DESCRIPTION: Given a database with hundreds of attributes (or fields) and thousands of tuples (or records), finding similar tuples (records) is very difficult and we do not have any efficient algorithms to accomplish this task. I have some ideas for new algorithms that may prove to be effective. In this project, you will implement these algorithms and explore variants to determine their effectiveness.
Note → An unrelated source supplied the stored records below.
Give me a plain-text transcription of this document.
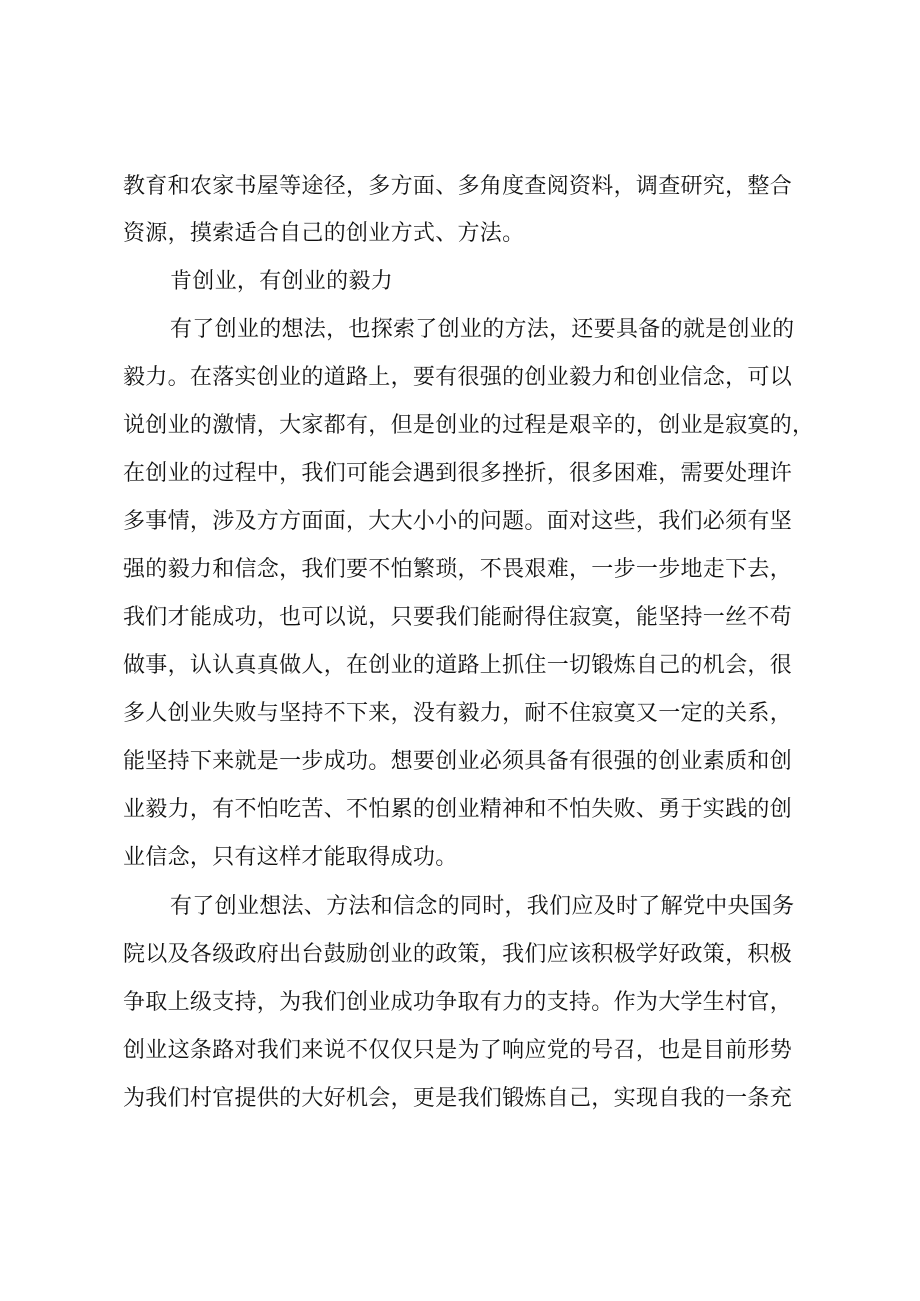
教育和农家书屋等途径，多方面、多角度查阅资料，调查研究，整合
资源，摸索适合自己的创业方式、方法。
肯创业，有创业的毅力
有了创业的想法，也探索了创业的方法，还要具备的就是创业的
毅力。在落实创业的道路上，要有很强的创业毅力和创业信念，可以
说创业的激情，大家都有，但是创业的过程是艰辛的，创业是寂寞的，
在创业的过程中，我们可能会遇到很多挫折，很多困难，需要处理许
多事情，涉及方方面面，大大小小的问题。面对这些，我们必须有坚
强的毅力和信念，我们要不怕繁琐，不畏艰难，一步一步地走下去，
我们才能成功，也可以说，只要我们能耐得住寂寞，能坚持一丝不苟
做事，认认真真做人，在创业的道路上抓住一切锻炼自己的机会，很
多人创业失败与坚持不下来，没有毅力，耐不住寂寞又一定的关系，
能坚持下来就是一步成功。想要创业必须具备有很强的创业素质和创
业毅力，有不怕吃苦、不怕累的创业精神和不怕失败、勇于实践的创
业信念，只有这样才能取得成功。
有了创业想法、方法和信念的同时，我们应及时了解党中央国务
院以及各级政府出台鼓励创业的政策，我们应该积极学好政策，积极
争取上级支持，为我们创业成功争取有力的支持。作为大学生村官，
创业这条路对我们来说不仅仅只是为了响应党的号召，也是目前形势
为我们村官提供的大好机会，更是我们锻炼自己，实现自我的一条充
============================================================================

TITLE: Using a repository of old text to answer new questions

PROJECT SUPERVISOR: Latanya Sweeney

DESCRIPTION: Consider a repository of email messages in which discussion center around living with a disease, such as celiac, heart disease or diabetes. Frequently new people become diagnosed and join the list, resulting in a good number of questions being asked repeatedly. Unfortunately, messages do not adhere to a restricted vocabulary and so traditional web-based keyword searching is often ineffective. In this project, you will use and evaluate algorithms to generate responses to new email messages based on the repository of old email messages. You can begin with a Bayesian text classifier [as discussed in class: Lewis, 1991; Lang, 1995; Joachims, 1996] and a semantic generalization algorithm I have constructed and based on your analysis, explore interesting variants to determine the effectiveness of this new approach.

============================================================================

Datamining of consumer purchase data

Professor Kannan Srinivasan, GSIA, kannans@smtp2.andrew.cmu.edu

Tom: The easiest thing would be to ask any one who is interested in looking at consumer purchase (frequently bought or frequently transacted) to see me. I can explain to them my research work in this area. I have several ideas and expect that at least some of them would be interested in that. Cheers. Kannan

PS If they want to see me as a group, that would be fine too.